The closing of the month includes our #DrinkBlack showcase in Oakland for Black brewers, distillers, and vintners on August 27 and the August 31 preview of the Africa Caribbean Trade and Investment Forum from Bridgetown, Barbados, the first such joint event between the African Union and Caribbean Community.

All the way back to Paul Cuffee, the Revolutionary War privateer, and later, shipbuilder, trade with the continent and islands was seen as the natural evolution of African-American business.

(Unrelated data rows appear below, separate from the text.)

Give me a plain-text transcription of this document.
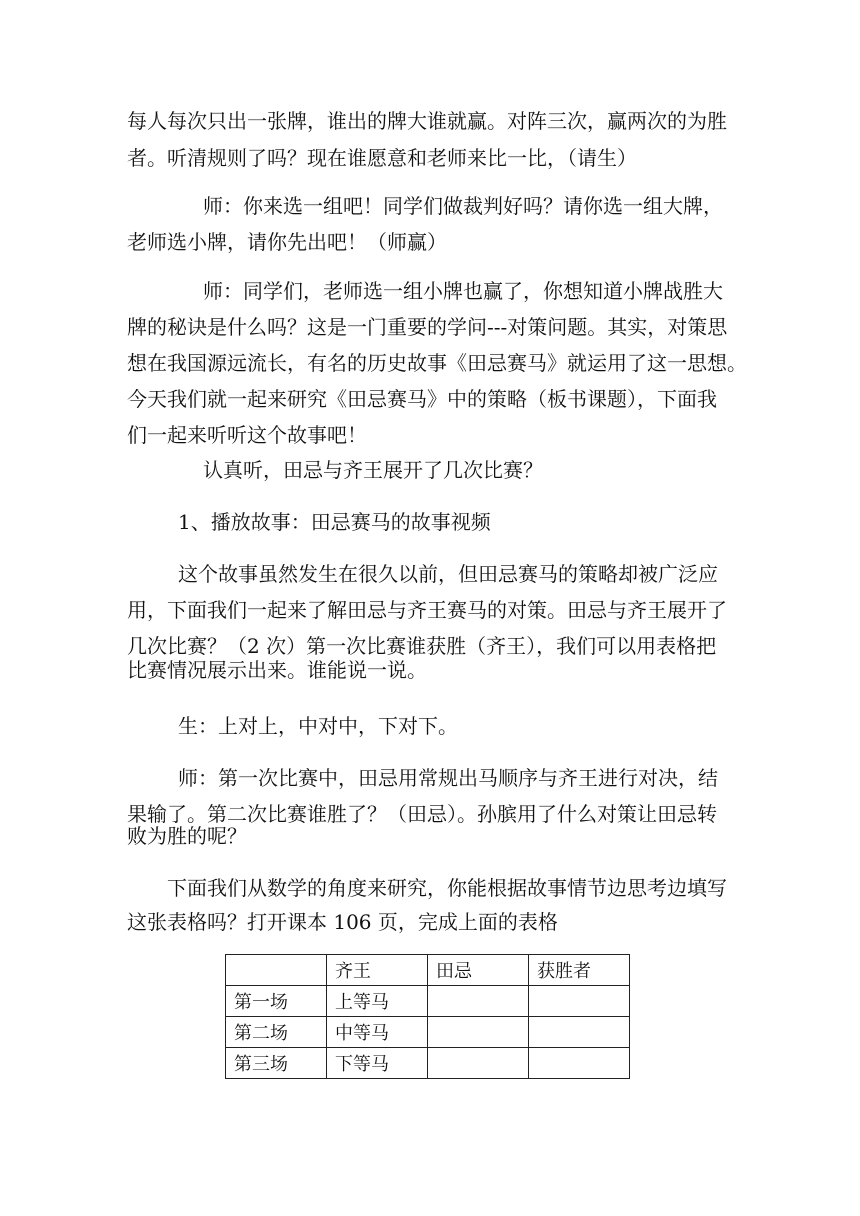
每人每次只出一张牌，谁出的牌大谁就赢。对阵三次，赢两次的为胜
者。听清规则了吗？现在谁愿意和老师来比一比，（请生）
师：你来选一组吧！同学们做裁判好吗？请你选一组大牌，
老师选小牌，请你先出吧！（师赢）
师：同学们，老师选一组小牌也赢了，你想知道小牌战胜大
牌的秘诀是什么吗？这是一门重要的学问---对策问题。其实，对策思
想在我国源远流长，有名的历史故事《田忌赛马》就运用了这一思想。
今天我们就一起来研究《田忌赛马》中的策略（板书课题），下面我
们一起来听听这个故事吧！
认真听，田忌与齐王展开了几次比赛？
1、播放故事：田忌赛马的故事视频
这个故事虽然发生在很久以前，但田忌赛马的策略却被广泛应
用，下面我们一起来了解田忌与齐王赛马的对策。田忌与齐王展开了
几次比赛？（2 次）第一次比赛谁获胜（齐王），我们可以用表格把
比赛情况展示出来。谁能说一说。
生：上对上，中对中，下对下。
师：第一次比赛中，田忌用常规出马顺序与齐王进行对决，结
果输了。第二次比赛谁胜了？（田忌）。孙膑用了什么对策让田忌转
败为胜的呢？
下面我们从数学的角度来研究，你能根据故事情节边思考边填写
这张表格吗？打开课本 106 页，完成上面的表格
	齐王	田忌	获胜者
第一场	上等马		
第二场	中等马		
第三场	下等马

During the 19th annual Journal of Black Innovation National Black Business Month, we are honoring their wisdom by fulfilling their wildest dreams.

Postscript

Imitation is the sincerest form of flattery, but as the FBI just noted in an indictment in Florida, African-Americans are targeted with misinformation, often from foreign intelligence sources. Since 2004, we have only had one official source and set of activities. Only the 19th annual Journal of Black Innovation National Black Business Month is the authentic, trusted source of the most complete information on African-Americans in the economy.   We have seen over the past two years, online posts by entities claiming to “celebrate” which should be a sign to consumers that it does not represent us. Our mission is to implement based on scientific data. Some of these pretenders have also been fined billions for discrimination, sued by their Black employees and local governments and been part of our testimony to the House Judiciary anti-trust subcommittee and House Financial Services subcommittee on equity. We don’t allow corporate sponsorship, so take any such proffers with a grain of salt.